This potential for inflow is one of the reasons why the local housing market will probably remain quite strong in the coming year. Washington's low unemployment rate has maintained a high demand for housing all year, and these new hires will keep up the pressure.

"We have the fastest job-growth rate in the country," Mr. Fuller says. "Although this area only represents 2.5 percent of all jobs nationwide, we generated 10 percent of all new jobs in the country in the past year."

Northern Virginia is likely to benefit the most from the new hiring. Half of the region's defense and high-tech employers are in Virginia, with Maryland and the District sharing the other half. The supply of homes for sale has been lowest in Northern Virginia this year. When you couple that with strong demand from buyers, it's easy to understand why the average home in Fairfax, Arlington or Alexandria is selling in 20 days or less.

"So much of the price escalation we've seen this year has to do with supply and demand new jobs will only increase the demand," says Jim Smith, a certified financial planner with Trusted Financial Advisory Services in Falls Church.

"There is just so much that points to economic resurgence in the next six to 12 months," Mr. Smith says. "The president is looking for additional tax cuts, interest rates have been drastically reduced and consumers are going to start regaining confidence. These things are going to give us a nice bounce next year."

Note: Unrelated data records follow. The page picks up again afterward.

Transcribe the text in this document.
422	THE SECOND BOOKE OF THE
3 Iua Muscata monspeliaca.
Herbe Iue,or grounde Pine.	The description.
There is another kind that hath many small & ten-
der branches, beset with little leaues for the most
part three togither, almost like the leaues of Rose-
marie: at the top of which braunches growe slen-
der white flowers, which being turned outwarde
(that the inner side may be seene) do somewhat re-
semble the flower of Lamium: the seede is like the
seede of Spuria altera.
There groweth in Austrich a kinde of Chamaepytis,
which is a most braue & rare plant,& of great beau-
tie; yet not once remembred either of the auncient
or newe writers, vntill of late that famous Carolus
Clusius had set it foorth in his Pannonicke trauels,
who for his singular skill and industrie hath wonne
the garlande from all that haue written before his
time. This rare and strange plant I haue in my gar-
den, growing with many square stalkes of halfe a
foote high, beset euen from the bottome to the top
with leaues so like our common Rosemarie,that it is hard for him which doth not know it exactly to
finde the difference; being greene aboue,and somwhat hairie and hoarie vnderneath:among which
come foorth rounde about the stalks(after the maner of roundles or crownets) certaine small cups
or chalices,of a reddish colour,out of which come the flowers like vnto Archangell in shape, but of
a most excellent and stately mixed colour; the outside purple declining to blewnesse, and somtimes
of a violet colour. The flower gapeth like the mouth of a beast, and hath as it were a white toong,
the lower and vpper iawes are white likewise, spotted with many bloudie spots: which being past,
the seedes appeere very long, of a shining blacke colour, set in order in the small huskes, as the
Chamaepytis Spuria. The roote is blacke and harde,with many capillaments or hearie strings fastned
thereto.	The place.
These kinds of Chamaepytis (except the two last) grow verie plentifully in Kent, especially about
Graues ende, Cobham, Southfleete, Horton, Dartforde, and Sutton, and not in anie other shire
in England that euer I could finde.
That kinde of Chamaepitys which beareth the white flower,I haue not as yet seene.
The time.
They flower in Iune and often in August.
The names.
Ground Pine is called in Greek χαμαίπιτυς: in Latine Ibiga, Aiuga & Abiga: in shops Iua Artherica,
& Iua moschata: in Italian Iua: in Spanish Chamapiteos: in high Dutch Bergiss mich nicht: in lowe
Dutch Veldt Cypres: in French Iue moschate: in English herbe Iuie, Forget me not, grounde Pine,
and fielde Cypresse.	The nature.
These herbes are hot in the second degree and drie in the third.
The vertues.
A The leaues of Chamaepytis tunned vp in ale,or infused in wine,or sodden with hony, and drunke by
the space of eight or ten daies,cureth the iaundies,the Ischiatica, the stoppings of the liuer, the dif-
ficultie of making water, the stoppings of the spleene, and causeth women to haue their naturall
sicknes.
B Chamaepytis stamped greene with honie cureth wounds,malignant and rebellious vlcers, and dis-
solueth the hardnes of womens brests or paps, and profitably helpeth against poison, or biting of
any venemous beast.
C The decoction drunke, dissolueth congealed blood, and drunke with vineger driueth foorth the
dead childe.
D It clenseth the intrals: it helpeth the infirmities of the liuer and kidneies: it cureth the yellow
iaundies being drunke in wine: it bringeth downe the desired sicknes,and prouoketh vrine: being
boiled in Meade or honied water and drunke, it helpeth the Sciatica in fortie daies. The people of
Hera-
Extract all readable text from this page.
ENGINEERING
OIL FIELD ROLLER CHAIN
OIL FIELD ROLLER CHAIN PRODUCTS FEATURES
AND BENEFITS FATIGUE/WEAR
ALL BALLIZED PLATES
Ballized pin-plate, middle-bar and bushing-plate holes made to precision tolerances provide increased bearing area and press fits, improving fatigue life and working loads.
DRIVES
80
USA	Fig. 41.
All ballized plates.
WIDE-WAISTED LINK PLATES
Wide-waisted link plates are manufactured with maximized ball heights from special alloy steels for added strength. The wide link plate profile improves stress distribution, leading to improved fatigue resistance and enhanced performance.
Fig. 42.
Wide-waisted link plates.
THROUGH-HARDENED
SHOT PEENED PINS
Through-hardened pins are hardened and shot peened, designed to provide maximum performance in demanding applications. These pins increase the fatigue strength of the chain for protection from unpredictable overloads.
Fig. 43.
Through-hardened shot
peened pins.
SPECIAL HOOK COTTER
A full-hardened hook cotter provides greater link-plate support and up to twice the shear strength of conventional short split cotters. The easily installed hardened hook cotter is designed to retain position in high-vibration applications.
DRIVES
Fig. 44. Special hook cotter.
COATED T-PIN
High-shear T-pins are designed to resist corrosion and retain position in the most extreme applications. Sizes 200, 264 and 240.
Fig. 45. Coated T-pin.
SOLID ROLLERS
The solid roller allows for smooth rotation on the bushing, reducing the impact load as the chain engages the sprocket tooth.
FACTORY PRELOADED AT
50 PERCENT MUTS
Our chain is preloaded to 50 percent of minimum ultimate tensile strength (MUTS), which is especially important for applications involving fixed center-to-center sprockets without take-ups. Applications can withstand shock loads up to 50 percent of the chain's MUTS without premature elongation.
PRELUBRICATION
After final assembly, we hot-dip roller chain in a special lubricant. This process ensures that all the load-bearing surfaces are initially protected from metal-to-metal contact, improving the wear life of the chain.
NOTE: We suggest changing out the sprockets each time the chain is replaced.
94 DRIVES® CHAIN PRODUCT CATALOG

While a stronger economy will have positive effects on the local real-estate industry, a strong housing market is likely to return the favor, further boosting Washington's economy.

"A strong local housing market is great for the Washington area," Mr. Smith says. "When someone takes advantage of the low interest rates to do a cash-out refinance on their home, they pump thousands of dollars into the economy. They buy materials for remodeling their home, or they purchase cars and other consumer goods. Rising home prices, home equity loans and refinancing are just a few more reasons why the local economy is going to recover."